On the issue of abortion policy, which has gained a renewed focus in American politics following the overturning of Roe v. Wade last year, Biden’s approval rating on that issue strongly mirrors his overall approval rating. Thirty-nine percent of those surveyed indicated that they approved of his handling of abortion policy, while 58% expressed disapproval.
The poll also asked Americans for their thoughts on abortion policy and compared their responses to the findings of a survey conducted immediately following the reversal of Roe in June 2022 via the decision Thomas Dobbs, et. al. v. Jackson Women’s Health Organization.
This year, a majority of Americans (60%) thought Congress should “pass a law guaranteeing access to legal abortion nationwide.” The same percentage of Americans said the same thing last year, while a slightly lower share of Americans opposed such a law this year (38%) compared to last year (39%).
Similarly, the overwhelming majority of those surveyed (75%) told pollsters they supported a hypothetical law in their state that would allow women to obtain abortions if “the child would be born with a life-threatening illness.” Last year, 77% expressed support for such a law. Opposition to such laws remained nearly steady at 21%, slightly down from 22% last year.
Additionally, support for abortion if “the person’s own health is seriously endangered by the pregnancy” was measured at 86% and 89% in 2023 and 2022, respectively. Laws permitting abortion in cases of rape or incest received 84% support in 2023 and 86% support in 2022.
However, when asked if a woman should be able to obtain an abortion if she did “not want to be pregnant for any reason,” 54% thought their state should pass a law allowing elective abortions. That figure has not budged since 2022, while opposition to elective abortions dropped slightly from 44% to 43%.
While the overwhelming majority of the American public supported legal abortions in the first six weeks of pregnancy in both 2023 (73%) and 2022 (74%), Americans were much more divided on laws permitting abortions in the first 15 weeks of pregnancy. Fifty-one percent of Americans favored laws allowing abortions in the first 15 weeks of pregnancy in 2023, a drop from the 53% who felt that way in 2022.
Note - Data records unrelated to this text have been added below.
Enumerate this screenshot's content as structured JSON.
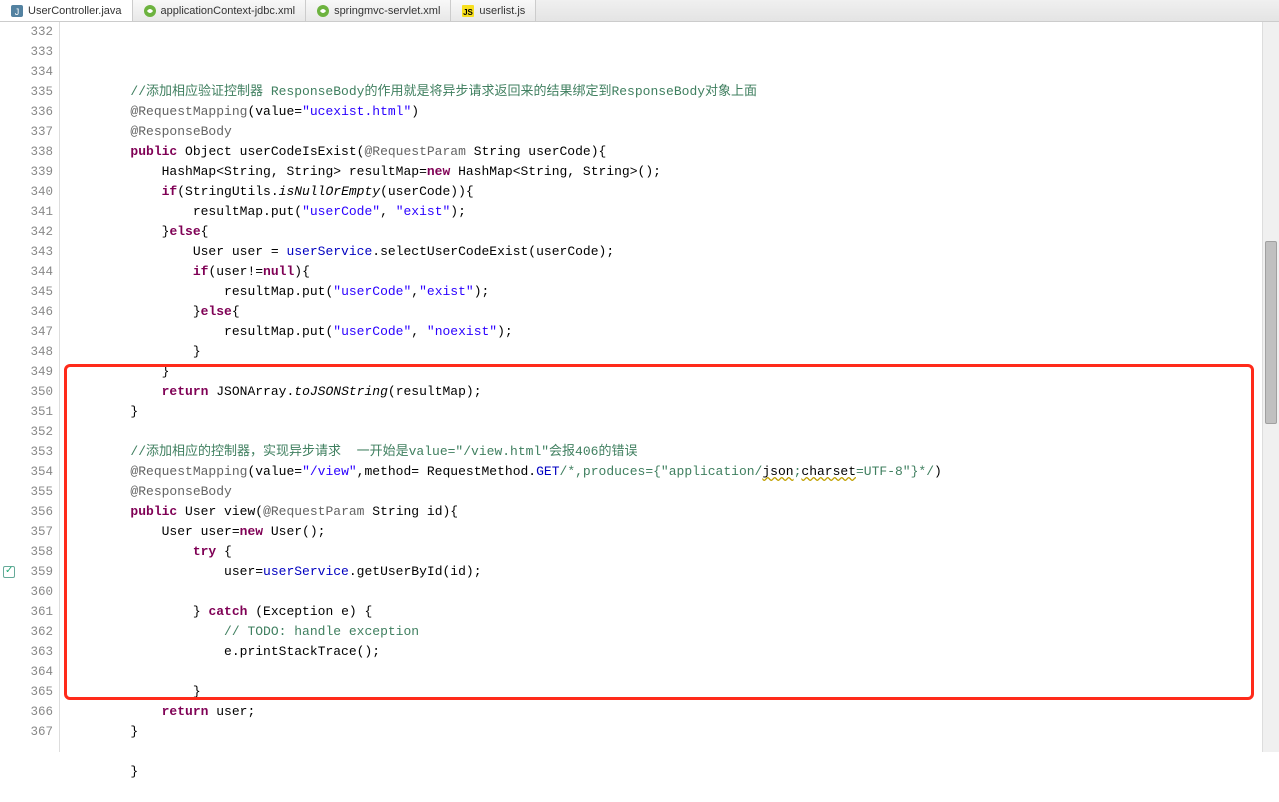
{
  "tabs": [
    {
      "label": "UserController.java",
      "active": true,
      "icon": "java"
    },
    {
      "label": "applicationContext-jdbc.xml",
      "active": false,
      "icon": "spring"
    },
    {
      "label": "springmvc-servlet.xml",
      "active": false,
      "icon": "spring"
    },
    {
      "label": "userlist.js",
      "active": false,
      "icon": "js"
    }
  ],
  "startLine": 332,
  "endLine": 367,
  "markerLine": 359,
  "highlight": {
    "fromLine": 349,
    "toLine": 365
  },
  "code": {
    "332": [
      [
        "cm",
        "//添加相应验证控制器 ResponseBody的作用就是将异步请求返回来的结果绑定到ResponseBody对象上面"
      ]
    ],
    "333": [
      [
        "ann",
        "@RequestMapping"
      ],
      [
        "id",
        "(value="
      ],
      [
        "str",
        "\"ucexist.html\""
      ],
      [
        "id",
        ")"
      ]
    ],
    "334": [
      [
        "ann",
        "@ResponseBody"
      ]
    ],
    "335": [
      [
        "kw",
        "public"
      ],
      [
        "id",
        " Object userCodeIsExist("
      ],
      [
        "ann",
        "@RequestParam"
      ],
      [
        "id",
        " String userCode){"
      ]
    ],
    "336": [
      [
        "id",
        "    HashMap<String, String> resultMap="
      ],
      [
        "kw",
        "new"
      ],
      [
        "id",
        " HashMap<String, String>();"
      ]
    ],
    "337": [
      [
        "kw",
        "    if"
      ],
      [
        "id",
        "(StringUtils."
      ],
      [
        "mtd-static",
        "isNullOrEmpty"
      ],
      [
        "id",
        "(userCode)){"
      ]
    ],
    "338": [
      [
        "id",
        "        resultMap.put("
      ],
      [
        "str",
        "\"userCode\""
      ],
      [
        "id",
        ", "
      ],
      [
        "str",
        "\"exist\""
      ],
      [
        "id",
        ");"
      ]
    ],
    "339": [
      [
        "id",
        "    }"
      ],
      [
        "kw",
        "else"
      ],
      [
        "id",
        "{"
      ]
    ],
    "340": [
      [
        "id",
        "        User user = "
      ],
      [
        "fld",
        "userService"
      ],
      [
        "id",
        ".selectUserCodeExist(userCode);"
      ]
    ],
    "341": [
      [
        "kw",
        "        if"
      ],
      [
        "id",
        "(user!="
      ],
      [
        "kw",
        "null"
      ],
      [
        "id",
        "){"
      ]
    ],
    "342": [
      [
        "id",
        "            resultMap.put("
      ],
      [
        "str",
        "\"userCode\""
      ],
      [
        "id",
        ","
      ],
      [
        "str",
        "\"exist\""
      ],
      [
        "id",
        ");"
      ]
    ],
    "343": [
      [
        "id",
        "        }"
      ],
      [
        "kw",
        "else"
      ],
      [
        "id",
        "{"
      ]
    ],
    "344": [
      [
        "id",
        "            resultMap.put("
      ],
      [
        "str",
        "\"userCode\""
      ],
      [
        "id",
        ", "
      ],
      [
        "str",
        "\"noexist\""
      ],
      [
        "id",
        ");"
      ]
    ],
    "345": [
      [
        "id",
        "        }"
      ]
    ],
    "346": [
      [
        "id",
        "    }"
      ]
    ],
    "347": [
      [
        "kw",
        "    return"
      ],
      [
        "id",
        " JSONArray."
      ],
      [
        "mtd-static",
        "toJSONString"
      ],
      [
        "id",
        "(resultMap);"
      ]
    ],
    "348": [
      [
        "id",
        "}"
      ]
    ],
    "349": [
      [
        "id",
        ""
      ]
    ],
    "350": [
      [
        "cm",
        "//添加相应的控制器，实现异步请求  一开始是value=\"/view.html\"会报406的错误"
      ]
    ],
    "351": [
      [
        "ann",
        "@RequestMapping"
      ],
      [
        "id",
        "(value="
      ],
      [
        "str",
        "\"/view\""
      ],
      [
        "id",
        ",method= RequestMethod."
      ],
      [
        "fld",
        "GET"
      ],
      [
        "cm",
        "/*,produces={\"application/"
      ],
      [
        "underline",
        "json"
      ],
      [
        "cm",
        ";"
      ],
      [
        "underline",
        "charset"
      ],
      [
        "cm",
        "=UTF-8\"}*/"
      ],
      [
        "id",
        ")"
      ]
    ],
    "352": [
      [
        "ann",
        "@ResponseBody"
      ]
    ],
    "353": [
      [
        "kw",
        "public"
      ],
      [
        "id",
        " User view("
      ],
      [
        "ann",
        "@RequestParam"
      ],
      [
        "id",
        " String id){"
      ]
    ],
    "354": [
      [
        "id",
        "    User user="
      ],
      [
        "kw",
        "new"
      ],
      [
        "id",
        " User();"
      ]
    ],
    "355": [
      [
        "kw",
        "        try"
      ],
      [
        "id",
        " {"
      ]
    ],
    "356": [
      [
        "id",
        "            user="
      ],
      [
        "fld",
        "userService"
      ],
      [
        "id",
        ".getUserById(id);"
      ]
    ],
    "357": [
      [
        "id",
        ""
      ]
    ],
    "358": [
      [
        "id",
        "        } "
      ],
      [
        "kw",
        "catch"
      ],
      [
        "id",
        " (Exception e) {"
      ]
    ],
    "359": [
      [
        "cm",
        "            // "
      ],
      [
        "cm",
        "TODO: handle exception"
      ]
    ],
    "360": [
      [
        "id",
        "            e.printStackTrace();"
      ]
    ],
    "361": [
      [
        "id",
        ""
      ]
    ],
    "362": [
      [
        "id",
        "        }"
      ]
    ],
    "363": [
      [
        "kw",
        "    return"
      ],
      [
        "id",
        " user;"
      ]
    ],
    "364": [
      [
        "id",
        "}"
      ]
    ],
    "365": [
      [
        "id",
        ""
      ]
    ],
    "366": [
      [
        "id",
        "}"
      ]
    ],
    "367": [
      [
        "id",
        ""
      ]
    ]
  },
  "indentBase": "        "
}
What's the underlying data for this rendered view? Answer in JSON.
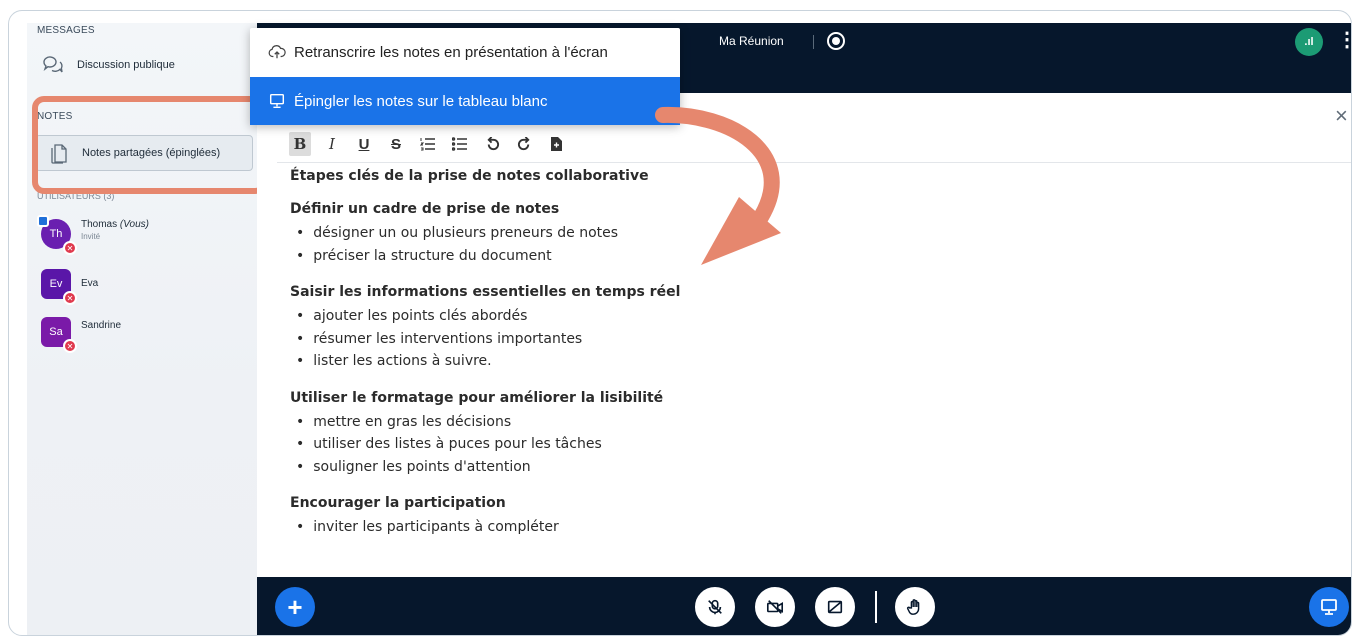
{
  "sidebar": {
    "messages_label": "MESSAGES",
    "public_chat_label": "Discussion publique",
    "notes_label": "NOTES",
    "shared_notes_label": "Notes partagées (épinglées)",
    "users_label": "UTILISATEURS (3)",
    "users": [
      {
        "initials": "Th",
        "name": "Thomas",
        "you": "(Vous)",
        "role": "Invité",
        "color": "#6a1fb0",
        "round": true
      },
      {
        "initials": "Ev",
        "name": "Eva",
        "role": "",
        "color": "#5a16a8",
        "round": false
      },
      {
        "initials": "Sa",
        "name": "Sandrine",
        "role": "",
        "color": "#7a1aa8",
        "round": false
      }
    ]
  },
  "topbar": {
    "meeting_title": "Ma Réunion",
    "connection_label": ".ıl"
  },
  "dropdown": {
    "item1_label": "Retranscrire les notes en présentation à l'écran",
    "item2_label": "Épingler les notes sur le tableau blanc"
  },
  "toolbar": {
    "bold": "B",
    "italic": "I",
    "underline": "U",
    "strike": "S"
  },
  "document": {
    "title": "Étapes clés de la prise de notes collaborative",
    "sections": [
      {
        "heading": "Définir un cadre de prise de notes",
        "items": [
          "désigner un ou plusieurs preneurs de notes",
          "préciser la structure du document"
        ]
      },
      {
        "heading": "Saisir les informations essentielles en temps réel",
        "items": [
          "ajouter les points clés abordés",
          "résumer les interventions importantes",
          "lister les actions à suivre."
        ]
      },
      {
        "heading": "Utiliser le formatage pour améliorer la lisibilité",
        "items": [
          "mettre en gras les décisions",
          "utiliser des listes à puces pour les tâches",
          "souligner les points d'attention"
        ]
      },
      {
        "heading": "Encourager la participation",
        "items": [
          "inviter les participants à compléter"
        ]
      }
    ]
  },
  "colors": {
    "accent": "#1a73e8",
    "dark_bar": "#06172c",
    "highlight": "#e6876e",
    "connection": "#1c9b74",
    "muted": "#e0394d"
  }
}
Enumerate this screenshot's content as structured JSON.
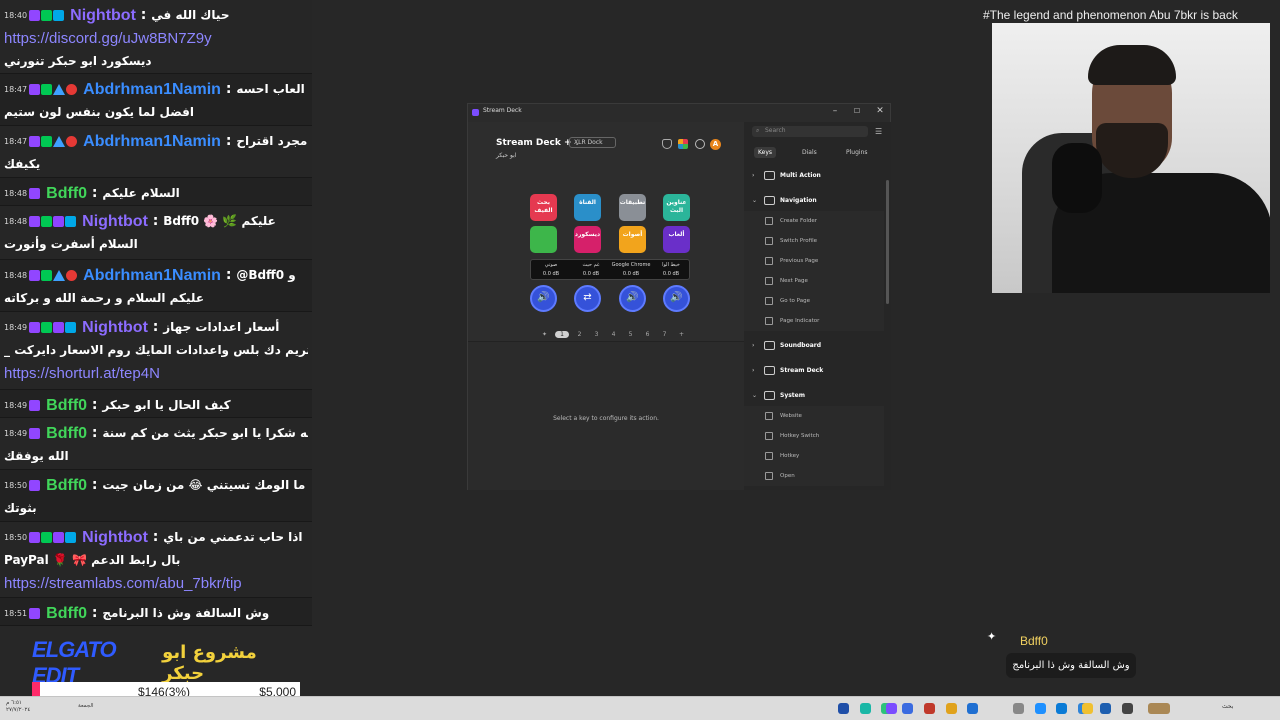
{
  "chat": {
    "messages": [
      {
        "time": "18:40",
        "badges": [
          "purple",
          "green",
          "blue"
        ],
        "user": "Nightbot",
        "user_color": "purple",
        "line1": "حياك الله في",
        "link": "https://discord.gg/uJw8BN7Z9y",
        "line2": "ديسكورد ابو حبكر تنورني"
      },
      {
        "time": "18:47",
        "badges": [
          "purple",
          "green",
          "tri",
          "red"
        ],
        "user": "Abdrhman1Namin",
        "user_color": "blue",
        "line1": "العاب احسه",
        "line2": "افضل لما يكون بنفس لون ستيم"
      },
      {
        "time": "18:47",
        "badges": [
          "purple",
          "green",
          "tri",
          "red"
        ],
        "user": "Abdrhman1Namin",
        "user_color": "blue",
        "line1": "مجرد اقتراح",
        "line2": "يكيفك"
      },
      {
        "time": "18:48",
        "badges": [
          "purple"
        ],
        "user": "Bdff0",
        "user_color": "green",
        "line1": "السلام عليكم"
      },
      {
        "time": "18:48",
        "badges": [
          "purple",
          "green",
          "star",
          "blue"
        ],
        "user": "Nightbot",
        "user_color": "purple",
        "line1": "Bdff0  🌸 🌿  عليكم",
        "line2": "السلام أسفرت وأنورت"
      },
      {
        "time": "18:48",
        "badges": [
          "purple",
          "green",
          "tri",
          "red"
        ],
        "user": "Abdrhman1Namin",
        "user_color": "blue",
        "line1": "@Bdff0 و",
        "line2": "عليكم السلام و رحمة الله و بركاته"
      },
      {
        "time": "18:49",
        "badges": [
          "purple",
          "green",
          "star",
          "blue"
        ],
        "user": "Nightbot",
        "user_color": "purple",
        "line1": "أسعار اعدادات جهاز",
        "line2": "_ ستريم دك بلس واعدادات المايك روم الاسعار دايركت",
        "link": "https://shorturl.at/tep4N"
      },
      {
        "time": "18:49",
        "badges": [
          "purple"
        ],
        "user": "Bdff0",
        "user_color": "green",
        "line1": "كيف الحال يا ابو حبكر"
      },
      {
        "time": "18:49",
        "badges": [
          "purple"
        ],
        "user": "Bdff0",
        "user_color": "green",
        "line1": "والله شكرا يا ابو حبكر يثث من كم سنة",
        "line2": "الله يوفقك"
      },
      {
        "time": "18:50",
        "badges": [
          "purple"
        ],
        "user": "Bdff0",
        "user_color": "green",
        "line1": "والله ما الومك تسيتني 😂 من زمان جيت",
        "line2": "بثوتك"
      },
      {
        "time": "18:50",
        "badges": [
          "purple",
          "green",
          "star",
          "blue"
        ],
        "user": "Nightbot",
        "user_color": "purple",
        "line1": "اذا حاب تدعمني من باي",
        "line2": "PayPal  🌹 🎀  بال رابط الدعم",
        "link": "https://streamlabs.com/abu_7bkr/tip"
      },
      {
        "time": "18:51",
        "badges": [
          "purple"
        ],
        "user": "Bdff0",
        "user_color": "green",
        "line1": "وش السالفة وش ذا البرنامج"
      }
    ]
  },
  "donation": {
    "brand": "ELGATO EDIT",
    "title": "مشروع ابو حبكر",
    "raised": "$146(3%)",
    "goal": "$5,000",
    "progress_fraction": 0.03,
    "fill_color": "#ff2b6a"
  },
  "webcam": {
    "title": "#The legend and phenomenon Abu 7bkr is back"
  },
  "stream_deck": {
    "window_title": "Stream Deck",
    "profile": "Stream Deck +",
    "profile_sub": "ابو حبكر",
    "device": "XLR Dock",
    "keys": [
      {
        "label": "بحث الفيف",
        "color": "#e53950"
      },
      {
        "label": "القناة",
        "color": "#2a8fc9"
      },
      {
        "label": "تطبيقات",
        "color": "#8a8f96"
      },
      {
        "label": "عناوين البث",
        "color": "#2bb59a"
      },
      {
        "label": "",
        "color": "#3db64a"
      },
      {
        "label": "ديسكورد",
        "color": "#d6206a"
      },
      {
        "label": "أصوات",
        "color": "#f2a41c"
      },
      {
        "label": "ألعاب",
        "color": "#6a2fc9"
      }
    ],
    "strip": [
      {
        "title": "صوتي",
        "value": "0.0 dB"
      },
      {
        "title": "غم حيث",
        "value": "0.0 dB"
      },
      {
        "title": "Google Chrome",
        "value": "0.0 dB"
      },
      {
        "title": "خيط الوا",
        "value": "0.0 dB"
      }
    ],
    "dials": [
      "🔊",
      "⇄",
      "🔊",
      "🔊"
    ],
    "pages": [
      "1",
      "2",
      "3",
      "4",
      "5",
      "6",
      "7"
    ],
    "hint": "Select a key to configure its action.",
    "search_placeholder": "Search",
    "tabs": {
      "keys": "Keys",
      "dials": "Dials",
      "plugins": "Plugins"
    },
    "categories": {
      "multi_action": "Multi Action",
      "navigation": "Navigation",
      "soundboard": "Soundboard",
      "stream_deck": "Stream Deck",
      "system": "System"
    },
    "nav_items": [
      "Create Folder",
      "Switch Profile",
      "Previous Page",
      "Next Page",
      "Go to Page",
      "Page Indicator"
    ],
    "system_items": [
      "Website",
      "Hotkey Switch",
      "Hotkey",
      "Open"
    ]
  },
  "popup": {
    "user": "Bdff0",
    "text": "وش السالفة وش ذا البرنامج"
  },
  "taskbar": {
    "time": "٦:٥١ م",
    "date": "٢٧/٧/٢٠٢٤",
    "widget": "الجمعة",
    "lang": "بحث"
  }
}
The poll measured a high level of opposition to allowing abortions 24 weeks into a pregnancy in both 2023 (68%) and 2022 (65%). When asked if they thought it was “too easy or too difficult” for women in their communities to obtain abortion, a plurality of respondents (39%) characterized access to abortion as “too difficult” compared to 32% who classified it as “about right” and 24% who thought it was “too easy.”
Majorities of those surveyed believed that access to prenatal care (56%) and family planning services and birth control (54%) in their communities was “about right.” Twenty-eight percent of Americans characterized access to both prenatal care and family planning services and birth control as “too difficult” while much smaller shares of respondents saw access to prenatal care (11%) and family planning services and birth control (14%) as “too easy.”
The latest AP-NORC survey comes as several states have taken action to restrict the legality of abortion following the Dobbs decision.
According to data compiled by the pro-life group Susan B. Anthony Pro-Life America, 15 states have laws banning all or most abortions throughout all nine months of pregnancy, while three additional states have near-total abortion bans tied up in litigation.
Georgia has a law banning abortions within the first six weeks of pregnancy in effect while similar measures in Ohio and South Carolina are currently in court. Nebraska and North Carolina ban abortion after 12 weeks gestation, while Florida prohibits abortions after 15 weeks gestation. The pro-life organization summarizes the abortion laws in the remaining states as providing “few or no protections” for unborn babies.
Last month, Rasmussen Reports published findings that showed a slight majority of U.S. voters (52%) now approved of the Dobbs decision, while 44% still disapproved.